Two starts, two wins, and a poise that does not match the birth certificate. Add three home runs and an 8-2 win over Colorado, and Thursday night was the first Giants game in a while I actually enjoyed watching.

Bay Area Sports Blog Staff · Giants October Watch
Willy Adames of the San Francisco Giants, who hit a two-run homer in the four-run eighth inning of the 8-2 win over Colorado
Willy Adames capped a four-run eighth with his 15th home run, a two-run shot that buried the Rockies for good.

I have spent most of this season in this space telling you how bad the Giants are, and I am not going to walk any of it back, because it is true. But I also promised, somewhere in one of those columns, that the day this team gave me a reason to write something else, I would take it. Thursday night at Oracle Park, they gave me a reason. His name is Carson Whisenhunt, and for the first time in a while, I left a Giants game thinking about the future instead of dreading it.

Whisenhunt got promoted from Triple-A Sacramento earlier in the day, took the ball against Colorado, and pitched like a kid who had done it a hundred times. Five and two-thirds innings, three hits, two runs, four strikeouts. He walked four, which is the one thing I would clean up, but I am nitpicking a rookie left-hander who just picked up his second win in as many big-league starts. He is now 2-0. Two starts, two wins, and the thing that jumped off the screen was not the stuff, though the stuff is real. It was the composure. He worked out of traffic, he did not speed up when the Rockies put a couple of runners on, and he handed the ball over with a lead intact. That is not what a scared rookie looks like. That is a pitcher.

And look, I am not going to sit here and anoint him after two outings against a Rockies team that is not exactly a murderers' row. I have watched this franchise fall in love with prospects before and I have the scar tissue to prove it. But you evaluate what is in front of you, and what was in front of me Thursday was a young left-hander who looked like he belonged, on a roster that has given me almost nothing to feel good about. If the Giants have finally developed a starting pitcher who can miss bats and keep his head, that is not a small thing. That is the kind of thing you build around. Whisenhunt is the first genuinely interesting arm this system has produced in a long time, and after two starts, I am interested.

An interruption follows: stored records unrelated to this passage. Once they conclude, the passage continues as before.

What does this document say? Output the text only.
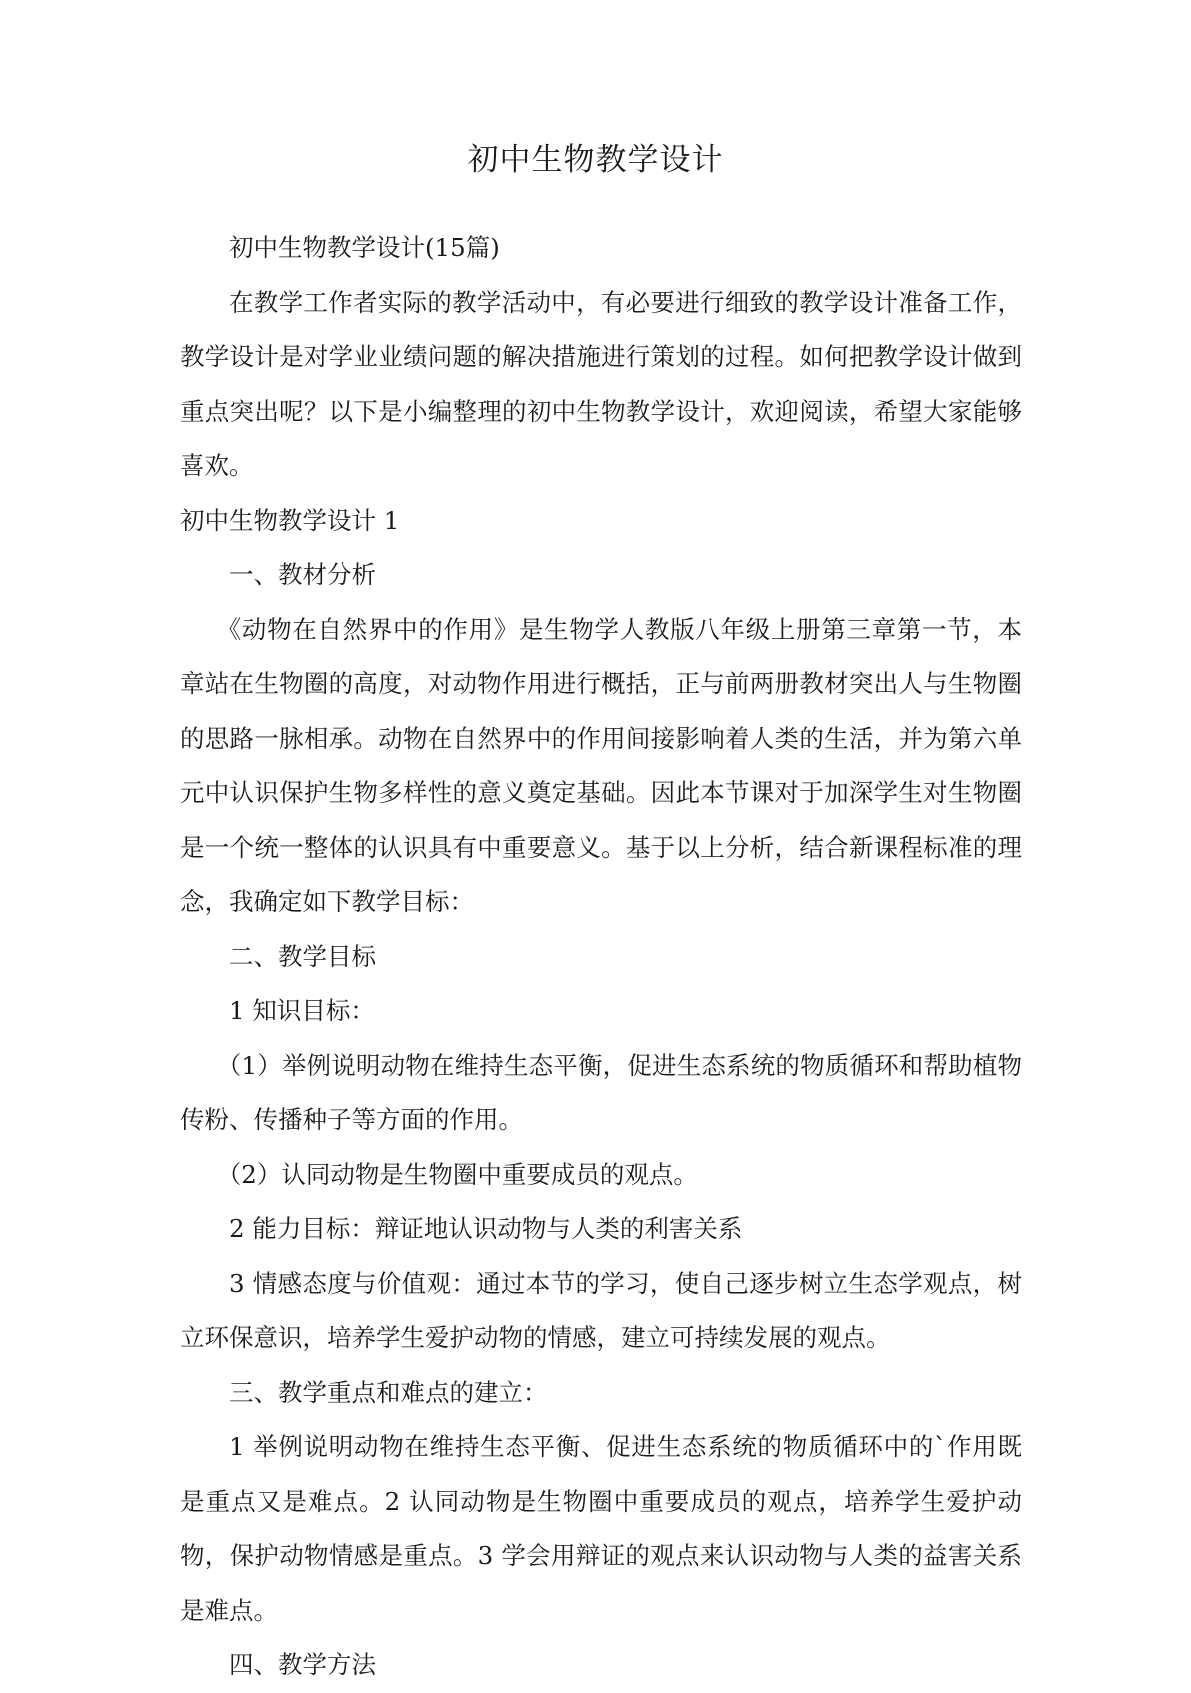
初中生物教学设计

初中生物教学设计(15篇)

在教学工作者实际的教学活动中，有必要进行细致的教学设计准备工作，教学设计是对学业业绩问题的解决措施进行策划的过程。如何把教学设计做到重点突出呢？以下是小编整理的初中生物教学设计，欢迎阅读，希望大家能够喜欢。

初中生物教学设计 1

一、教材分析

《动物在自然界中的作用》是生物学人教版八年级上册第三章第一节，本章站在生物圈的高度，对动物作用进行概括，正与前两册教材突出人与生物圈的思路一脉相承。动物在自然界中的作用间接影响着人类的生活，并为第六单元中认识保护生物多样性的意义奠定基础。因此本节课对于加深学生对生物圈是一个统一整体的认识具有中重要意义。基于以上分析，结合新课程标准的理念，我确定如下教学目标：

二、教学目标

1 知识目标：

（1）举例说明动物在维持生态平衡，促进生态系统的物质循环和帮助植物传粉、传播种子等方面的作用。

（2）认同动物是生物圈中重要成员的观点。

2 能力目标：辩证地认识动物与人类的利害关系

3 情感态度与价值观：通过本节的学习，使自己逐步树立生态学观点，树立环保意识，培养学生爱护动物的情感，建立可持续发展的观点。

三、教学重点和难点的建立：

1 举例说明动物在维持生态平衡、促进生态系统的物质循环中的`作用既是重点又是难点。2 认同动物是生物圈中重要成员的观点，培养学生爱护动物，保护动物情感是重点。3 学会用辩证的观点来认识动物与人类的益害关系是难点。

四、教学方法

The offense actually showed up too, which felt like a rumor most of this year. Casey Schmitt got it started in the first with a solo shot, his 18th, into the bleachers. Colorado answered with a two-run homer from Willi Castro in the fourth to grab a brief lead, and here is where the old Giants would have folded. This version did not. Bryce Eldridge tied it right back in the bottom of the fourth with a blast of his own, his eighth, and if you were watching closely, you saw that ball land in San Francisco Bay. The home team's first splash hit into the water this season, and it came off the bat of the twenty-year-old who is supposed to be the whole point of whatever this rebuild is. If you are keeping a list of reasons to keep the TV on, put Eldridge at the top of it.

From there the Giants did something they almost never do: they pulled away. A two-run fifth gave them the lead for good, and then they blew it open in the eighth with a four-run inning that included Willy Adames driving a two-run homer, his 15th, deep into the night. Thirteen hits, three home runs, twenty-six total bases. For a lineup that got no-hit into the ninth by Dylan Cease a couple of days ago, this was a different team wearing the same uniforms, and I will take it without asking too many questions.

Credit the bullpen too, because that is a sentence I have not typed in months. After Whisenhunt departed, JT Brubaker, Erik Miller and Caleb Kilian combined for three and a third innings of shutout relief to close it out. No blown lead, no late-inning collapse, no ninth-inning home runs off a mop-up arm. They just finished the job. It sounds like the bare minimum, and it is, but on this team the bare minimum has been rare enough that it deserves a mention.

I want to be careful here, because I have watched too much bad baseball to get carried away by one good night in July against Colorado. This does not fix the season. At their record, the year is still what it is, and a four-game series against the Rockies is not where playoff teams are forged. One 8-2 win does not erase the 10-0 losses. But that is not what Thursday was about. Thursday was about a young pitcher who looked like he might be part of the answer, and a couple of young hitters who reminded you what this team is supposed to become. On a roster I have spent months calling one of the worst I can remember, that is worth something.

So no, I am not changing my mind about where this season is going. But I told you I would write the other column the day they earned it, and Carson Whisenhunt earned it. Two starts, two wins, and the calm of somebody who plans on sticking around. Bryce Eldridge dropping one in the Bay. For one night at Oracle Park, the Giants were not bland or beaten or a chore to watch. They were fun, and they might have found something. Ask me again after his next five starts. But for the first time in a long time, I am actually looking forward to finding out.